The 2D and 3D DBSCAN clustering floes use scikit learn’s DBSCAN method to do clustering. DBSCAN stands for Density-Based Spatial Clustering of Applications with Noise. Unlike K-Medoids or hierarchical clustering, DBSCAN views clusters as areas of high density separated by areas of low density. For more details, refer to the sklearn documentation.

K-Medoids Clustering

The 2D and 3D K-Medoids clustering floes use scikit learn extra’s K-Medoids method. K-Medoids tries to minimize the sum of distances between each point and the medoid of its cluster. Its principal advantages are that it can produce the exact number of requested clusters, and that it is less sensitive to outliers than other methods of clustering including k-means and hierarchical clustering. For more details refer to the sklearn documentation on k-medoids.

Hierarchical Clustering

The 2D and 3D hierarchical clustering floes use scikit learn’s AgglomerativeClustering method to do clustering using a bottom up approach. Each member starts in its own cluster, and clusters are merged together in a series of merge steps that occur according to the linkage criteria that is selected. More details can be found in the scikit learn documentation .

Large Scale Clustering

With a large dataset, you have effectively three options for 2D or 3D clustering:

  1. Do you only need a diverse subset? Use the 2D or 3D Diverse Subset floe.
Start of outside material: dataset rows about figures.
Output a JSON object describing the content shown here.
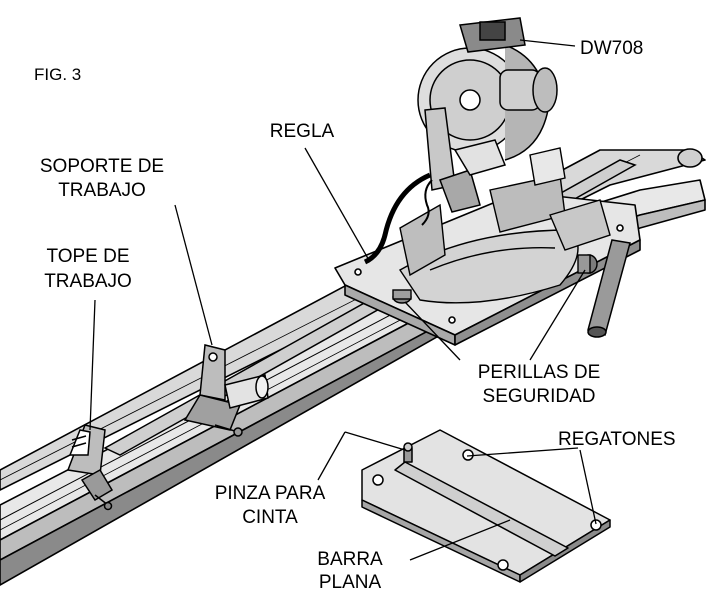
{
  "figure": {
    "fig_label": "FIG. 3",
    "labels": {
      "model": "DW708",
      "regla": "REGLA",
      "soporte_1": "SOPORTE DE",
      "soporte_2": "TRABAJO",
      "tope_1": "TOPE DE",
      "tope_2": "TRABAJO",
      "perillas_1": "PERILLAS DE",
      "perillas_2": "SEGURIDAD",
      "regatones": "REGATONES",
      "pinza_1": "PINZA PARA",
      "pinza_2": "CINTA",
      "barra_1": "BARRA",
      "barra_2": "PLANA"
    }
  }
}
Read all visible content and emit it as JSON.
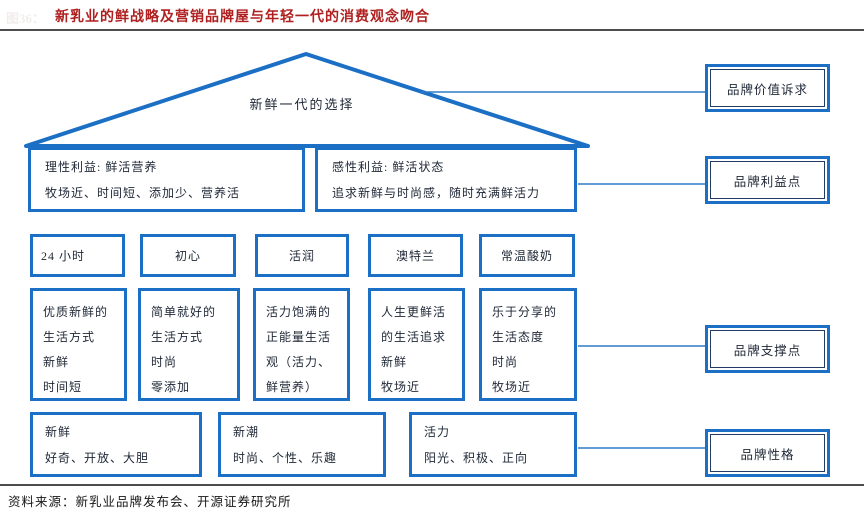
{
  "figure": {
    "faint_label": "图36：",
    "title": "新乳业的鲜战略及营销品牌屋与年轻一代的消费观念吻合",
    "source": "资料来源：新乳业品牌发布会、开源证券研究所"
  },
  "colors": {
    "border-blue": "#1b6fc4",
    "line-blue": "#2e7cc9",
    "title-red": "#b02020",
    "text-ink": "#1e2736",
    "rule-dark": "#4d4d4d"
  },
  "house": {
    "roof_label": "新鲜一代的选择",
    "benefit_boxes": [
      {
        "line1": "理性利益: 鲜活营养",
        "line2": "牧场近、时间短、添加少、营养活"
      },
      {
        "line1": "感性利益: 鲜活状态",
        "line2": "追求新鲜与时尚感，随时充满鲜活力"
      }
    ],
    "brand_boxes": [
      "24 小时",
      "初心",
      "活润",
      "澳特兰",
      "常温酸奶"
    ],
    "support_boxes": [
      {
        "lines": [
          "优质新鲜的",
          "生活方式",
          "新鲜",
          "时间短"
        ]
      },
      {
        "lines": [
          "简单就好的",
          "生活方式",
          "时尚",
          "零添加"
        ]
      },
      {
        "lines": [
          "活力饱满的",
          "正能量生活",
          "观（活力、",
          "鲜营养）"
        ]
      },
      {
        "lines": [
          "人生更鲜活",
          "的生活追求",
          "新鲜",
          "牧场近"
        ]
      },
      {
        "lines": [
          "乐于分享的",
          "生活态度",
          "时尚",
          "牧场近"
        ]
      }
    ],
    "personality_boxes": [
      {
        "line1": "新鲜",
        "line2": "好奇、开放、大胆"
      },
      {
        "line1": "新潮",
        "line2": "时尚、个性、乐趣"
      },
      {
        "line1": "活力",
        "line2": "阳光、积极、正向"
      }
    ]
  },
  "right_labels": [
    "品牌价值诉求",
    "品牌利益点",
    "品牌支撑点",
    "品牌性格"
  ]
}
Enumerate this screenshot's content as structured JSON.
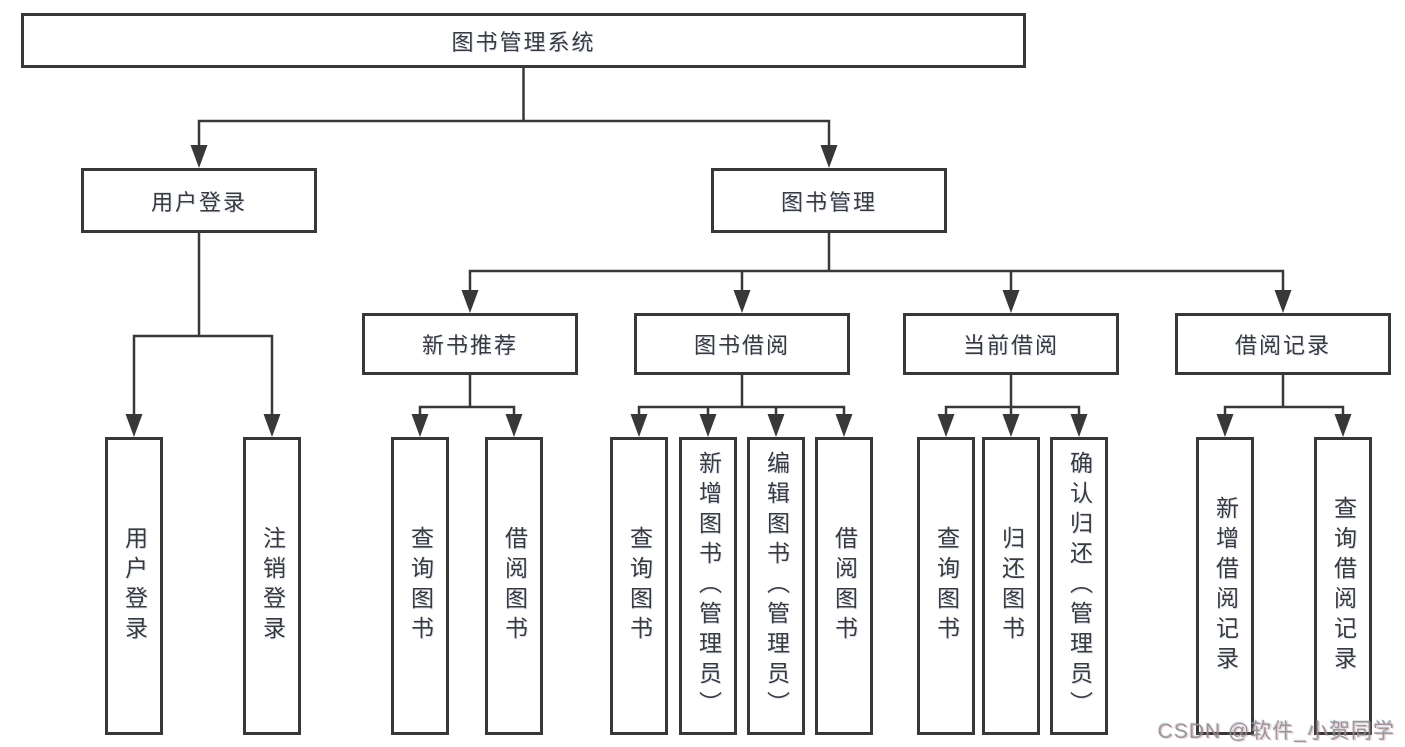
{
  "diagram": {
    "title": "图书管理系统",
    "colors": {
      "line": "#383838",
      "text": "#3a3a3a",
      "background": "#ffffff",
      "watermark": "#8d8d8d"
    },
    "level2": [
      {
        "label": "用户登录"
      },
      {
        "label": "图书管理"
      }
    ],
    "level3": [
      {
        "label": "新书推荐"
      },
      {
        "label": "图书借阅"
      },
      {
        "label": "当前借阅"
      },
      {
        "label": "借阅记录"
      }
    ],
    "leaves": [
      {
        "label": "用户登录",
        "parent": "用户登录"
      },
      {
        "label": "注销登录",
        "parent": "用户登录"
      },
      {
        "label": "查询图书",
        "parent": "新书推荐"
      },
      {
        "label": "借阅图书",
        "parent": "新书推荐"
      },
      {
        "label": "查询图书",
        "parent": "图书借阅"
      },
      {
        "label": "新增图书（管理员）",
        "parent": "图书借阅"
      },
      {
        "label": "编辑图书（管理员）",
        "parent": "图书借阅"
      },
      {
        "label": "借阅图书",
        "parent": "图书借阅"
      },
      {
        "label": "查询图书",
        "parent": "当前借阅"
      },
      {
        "label": "归还图书",
        "parent": "当前借阅"
      },
      {
        "label": "确认归还（管理员）",
        "parent": "当前借阅"
      },
      {
        "label": "新增借阅记录",
        "parent": "借阅记录"
      },
      {
        "label": "查询借阅记录",
        "parent": "借阅记录"
      }
    ],
    "watermark": "CSDN @软件_小贺同学"
  }
}
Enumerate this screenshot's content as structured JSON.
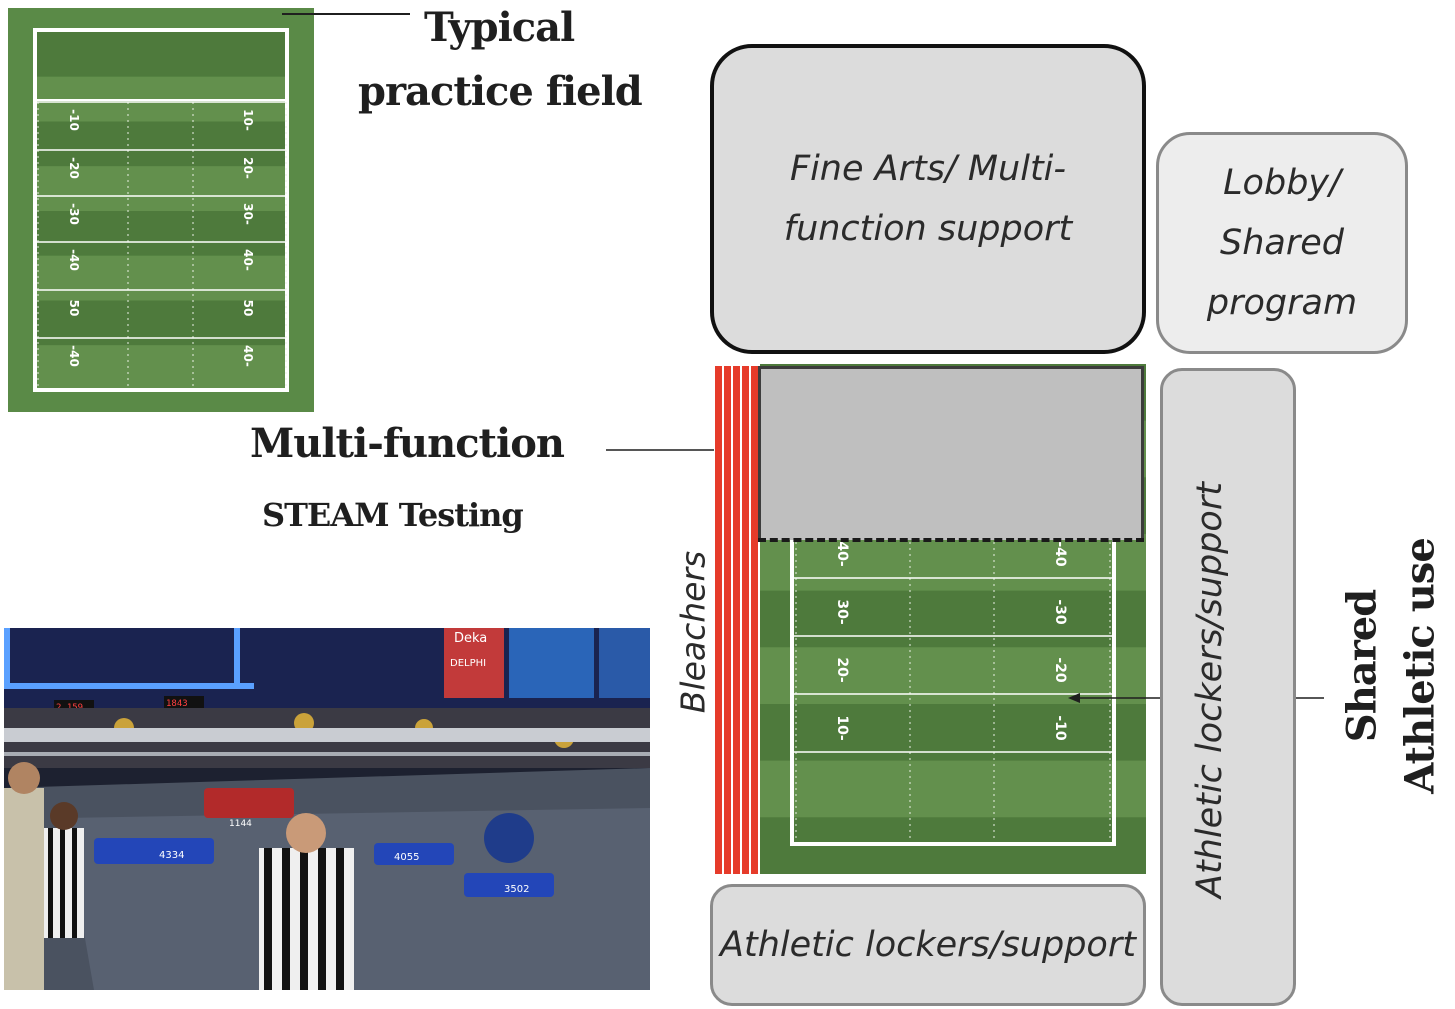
{
  "labels": {
    "typical_practice_field_line1": "Typical",
    "typical_practice_field_line2": "practice field",
    "multi_function": "Multi-function",
    "steam_testing": "STEAM Testing",
    "fine_arts_line1": "Fine Arts/ Multi-",
    "fine_arts_line2": "function support",
    "lobby_line1": "Lobby/",
    "lobby_line2": "Shared",
    "lobby_line3": "program",
    "bleachers": "Bleachers",
    "athletic_lockers_vertical": "Athletic lockers/support",
    "athletic_lockers_bottom": "Athletic lockers/support",
    "shared_line1": "Shared",
    "shared_line2": "Athletic use"
  },
  "small_field": {
    "yard_numbers_left": [
      "-10",
      "-20",
      "-30",
      "-40",
      "50",
      "-40"
    ],
    "yard_numbers_right": [
      "10-",
      "20-",
      "30-",
      "40-",
      "50",
      "40-"
    ]
  },
  "main_field": {
    "yard_numbers_left": [
      "40-",
      "30-",
      "20-",
      "10-"
    ],
    "yard_numbers_right": [
      "-40",
      "-30",
      "-20",
      "-10"
    ]
  },
  "photo": {
    "robot_numbers": [
      "1144",
      "4334",
      "4055",
      "3502"
    ],
    "scoreboard": [
      "2 159",
      "1843"
    ],
    "banners": [
      "Deka",
      "DELPHI"
    ]
  },
  "colors": {
    "field_dark": "#4e7a3c",
    "field_light": "#63904d",
    "bleacher_red": "#e63b2a",
    "box_gray": "#dcdcdc",
    "testing_gray": "#bfbfbf"
  }
}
  2. Do you have a hitlist, or another type of dataset that has a score for each molecule? Use the 2D or 3D Hitlist Clustering floe.
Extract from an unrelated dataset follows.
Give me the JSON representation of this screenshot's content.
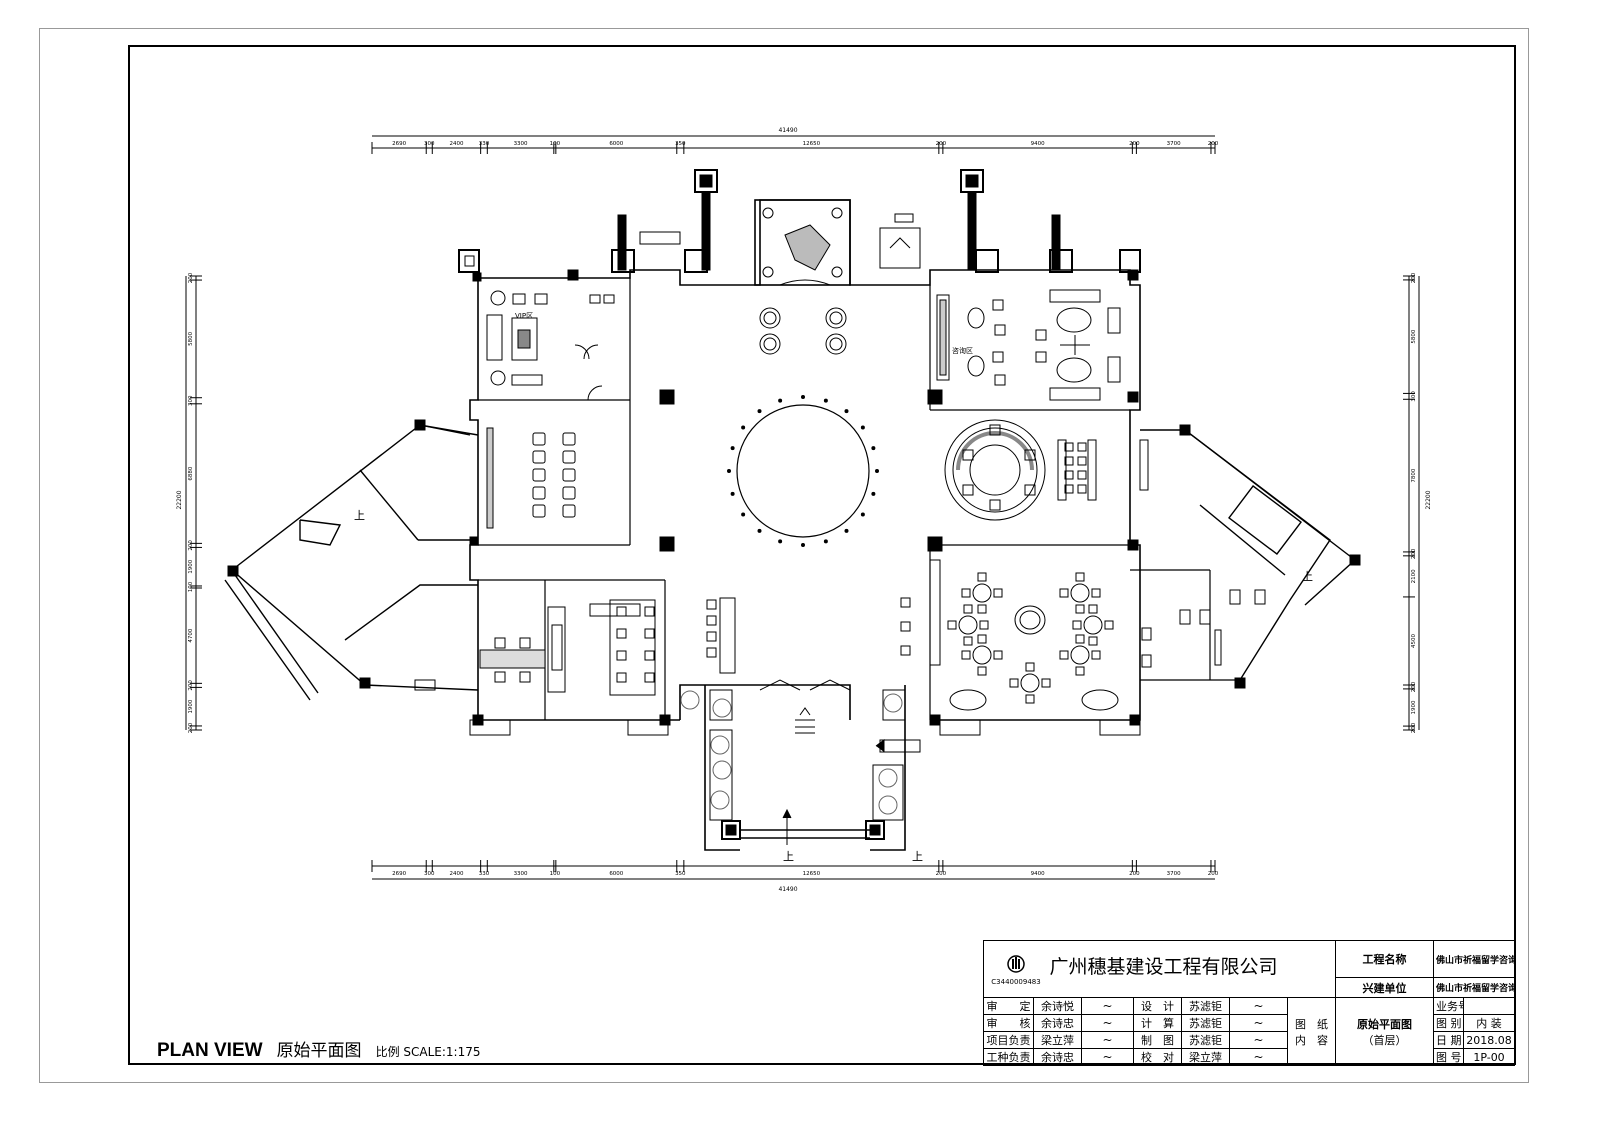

  3. If the answer to 1 and 2 is no, use the 2D or 3D Large Scale Clustering floe.

Hitlist Clustering

The 2D or 3D hitlist clustering floes take a large scale input dataset and require a float score field on each record. That score field will be used to direct clustering, and also be used to rank clusters in the clustering report, and provide information about average or best rank in each cluster. For more details, see the hitlist clustering tutorial.

Diverse Subset Floes

The 2D or 3D diverse subset floes take an input dataset, and select N members from that dataset with clustering, using sphere exclusion for large datasets, and k-medoids for small-scale clustering. For large datasets, large scale diverse subset may be significantly faster than clustering itself. For more details, see the diverse subset tutorial.

Large Scale Clustering

The large scale floes use the same method (directed sphere exclusion) as the diverse subset floe and the hitlist floe. Unlike the diverse subset floe, they also output cluster members. Unlike the hitlist clustering floe, they don’t require a score field to be used in clustering, or sorting output clusters. For more details, see the large scale clustering tutorial.